Remplissage partiel du creux

Pose correcte de l’isolant. 0,42 à 0,49 0,54 à 0,61
Pose déficiente de l’isolant. 0,42 à 0,49 0,99

Remplissage intégral du creux

Pose correcte de l’isolant. 0,27 à 0,32 0,39 à 0,44
Pas de soin particulier apporté à la mise en œuvre de l’isolant. 0,27 à 0,32 0,39 à 0,44

Les mesures montrent qu’une mise en œuvre de l’isolant réalisée avec soin apporte finalement peu de diminution du coefficient de transmission thermique dans le cas d’un remplissage intégral.
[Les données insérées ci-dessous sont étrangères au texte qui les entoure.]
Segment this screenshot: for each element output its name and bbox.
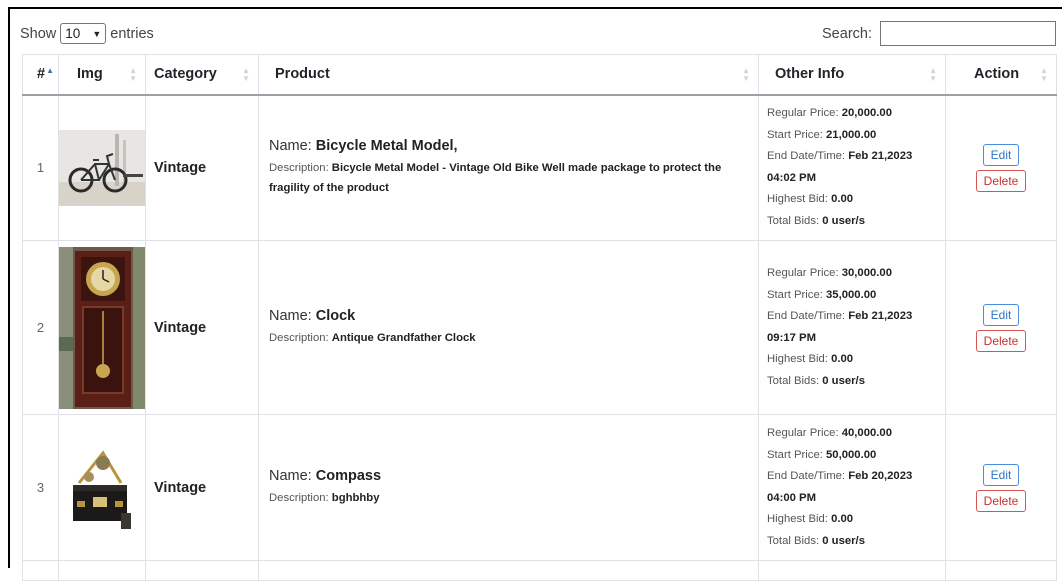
product-description-line: Description: Bicycle Metal Model - Vinta… bbox=[269, 161, 722, 194]
show-label: Show bbox=[20, 25, 57, 42]
start-price-line: Start Price: 50,000.00 bbox=[767, 448, 877, 461]
entries-select[interactable]: 10 ▼ bbox=[60, 23, 107, 44]
column-header-product[interactable]: Product ▲ ▼ bbox=[258, 54, 759, 96]
product-description: bghbhby bbox=[331, 491, 380, 504]
row-image-cell bbox=[58, 240, 146, 415]
table-header-row: # ▲ Img ▲ ▼ Category ▲ ▼ Product ▲ ▼ Other … bbox=[22, 54, 1057, 96]
row-other-info: Regular Price: 30,000.00 Start Price: 35… bbox=[758, 240, 946, 415]
table-row: 2 Vintage Name: Clock Description: Antiq… bbox=[22, 240, 1057, 415]
start-price-line: Start Price: 21,000.00 bbox=[767, 128, 877, 141]
table-row: 3 Vintage Name: Compass Description: bgh… bbox=[22, 414, 1057, 561]
regular-price-line: Regular Price: 20,000.00 bbox=[767, 107, 892, 120]
row-category: Vintage bbox=[145, 414, 259, 561]
column-header-index[interactable]: # ▲ bbox=[22, 54, 59, 96]
product-description: Bicycle Metal Model - Vintage Old Bike W… bbox=[269, 161, 722, 194]
row-product: Name: Compass Description: bghbhby bbox=[258, 414, 759, 561]
sort-icon: ▲ ▼ bbox=[242, 66, 250, 83]
search-input[interactable] bbox=[880, 21, 1056, 46]
sort-icon: ▲ ▼ bbox=[742, 66, 750, 83]
regular-price-line: Regular Price: 40,000.00 bbox=[767, 427, 892, 439]
product-name-line: Name: Clock bbox=[269, 307, 356, 324]
sort-icon: ▲ ▼ bbox=[929, 66, 937, 83]
compass-image bbox=[59, 442, 145, 533]
product-name-line: Name: Bicycle Metal Model, bbox=[269, 137, 458, 154]
product-name: Compass bbox=[315, 467, 382, 484]
search-control: Search: bbox=[822, 21, 1056, 46]
column-header-img[interactable]: Img ▲ ▼ bbox=[58, 54, 146, 96]
row-product: Name: Bicycle Metal Model, Description: … bbox=[258, 94, 759, 241]
product-description-line: Description: Antique Grandfather Clock bbox=[269, 331, 476, 344]
grandfather-clock-image bbox=[59, 246, 145, 409]
product-name-line: Name: Compass bbox=[269, 467, 382, 484]
column-header-other-info[interactable]: Other Info ▲ ▼ bbox=[758, 54, 946, 96]
end-datetime-line: End Date/Time: Feb 20,2023 bbox=[767, 470, 913, 482]
auction-items-table: # ▲ Img ▲ ▼ Category ▲ ▼ Product ▲ ▼ Other … bbox=[22, 54, 1057, 581]
end-datetime-line: End Date/Time: Feb 21,2023 bbox=[767, 310, 913, 322]
row-actions: Edit Delete bbox=[945, 94, 1057, 241]
window-top-border bbox=[8, 7, 1062, 9]
row-other-info: Regular Price: 20,000.00 Start Price: 21… bbox=[758, 94, 946, 241]
row-other-info: Regular Price: 40,000.00 Start Price: 50… bbox=[758, 414, 946, 561]
product-name: Clock bbox=[315, 307, 356, 324]
total-bids-line: Total Bids: 0 user/s bbox=[767, 374, 865, 387]
delete-button[interactable]: Delete bbox=[975, 169, 1027, 192]
row-image-cell bbox=[58, 94, 146, 241]
sort-icon: ▲ ▼ bbox=[129, 66, 137, 83]
entries-select-value: 10 bbox=[65, 26, 81, 41]
highest-bid-line: Highest Bid: 0.00 bbox=[767, 513, 854, 525]
edit-button[interactable]: Edit bbox=[982, 463, 1020, 486]
edit-button[interactable]: Edit bbox=[982, 303, 1020, 326]
delete-button[interactable]: Delete bbox=[975, 329, 1027, 352]
column-header-action[interactable]: Action ▲ ▼ bbox=[945, 54, 1057, 96]
product-name: Bicycle Metal Model, bbox=[315, 137, 458, 154]
edit-button[interactable]: Edit bbox=[982, 143, 1020, 166]
product-description: Antique Grandfather Clock bbox=[331, 331, 476, 344]
row-image-cell bbox=[58, 414, 146, 561]
table-row: 1 Vintage Name: Bicycle Metal Model, Des… bbox=[22, 94, 1057, 241]
highest-bid-line: Highest Bid: 0.00 bbox=[767, 353, 854, 365]
row-actions: Edit Delete bbox=[945, 240, 1057, 415]
product-description-line: Description: bghbhby bbox=[269, 491, 380, 504]
column-header-category[interactable]: Category ▲ ▼ bbox=[145, 54, 259, 96]
end-time-line: 09:17 PM bbox=[767, 331, 816, 344]
row-actions: Edit Delete bbox=[945, 414, 1057, 561]
row-index: 2 bbox=[22, 240, 59, 415]
end-datetime-line: End Date/Time: Feb 21,2023 bbox=[767, 150, 913, 163]
entries-length-control: Show 10 ▼ entries bbox=[20, 23, 154, 44]
end-time-line: 04:00 PM bbox=[767, 491, 816, 504]
highest-bid-line: Highest Bid: 0.00 bbox=[767, 193, 854, 206]
table-controls: Show 10 ▼ entries Search: bbox=[20, 20, 1056, 48]
sort-ascending-icon: ▲ bbox=[46, 66, 54, 75]
bicycle-image bbox=[59, 129, 145, 206]
row-product: Name: Clock Description: Antique Grandfa… bbox=[258, 240, 759, 415]
row-category: Vintage bbox=[145, 94, 259, 241]
end-time-line: 04:02 PM bbox=[767, 171, 816, 184]
total-bids-line: Total Bids: 0 user/s bbox=[767, 534, 865, 547]
sort-icon: ▲ ▼ bbox=[1040, 66, 1048, 83]
chevron-down-icon: ▼ bbox=[92, 28, 102, 39]
search-label: Search: bbox=[822, 25, 872, 42]
row-index: 1 bbox=[22, 94, 59, 241]
entries-label: entries bbox=[110, 25, 154, 42]
delete-button[interactable]: Delete bbox=[975, 489, 1027, 512]
start-price-line: Start Price: 35,000.00 bbox=[767, 288, 877, 301]
regular-price-line: Regular Price: 30,000.00 bbox=[767, 267, 892, 279]
total-bids-line: Total Bids: 0 user/s bbox=[767, 214, 865, 227]
row-index: 3 bbox=[22, 414, 59, 561]
window-left-border bbox=[8, 7, 10, 568]
row-category: Vintage bbox=[145, 240, 259, 415]
table-row bbox=[22, 560, 1057, 581]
Ceci s’explique par le fait que le remplissage intégral du creux d’un mur souffre moins des erreurs de pose que le remplissage partiel.

2. Amélioration de la résistance thermique

Le remplissage intégral de la coulisse permet de profiter au maximum de la largeur de celle-ci pour isoler; un vide d’air est moins bénéfique qu’un supplément d’isolant au niveau de la résistance thermique du mur.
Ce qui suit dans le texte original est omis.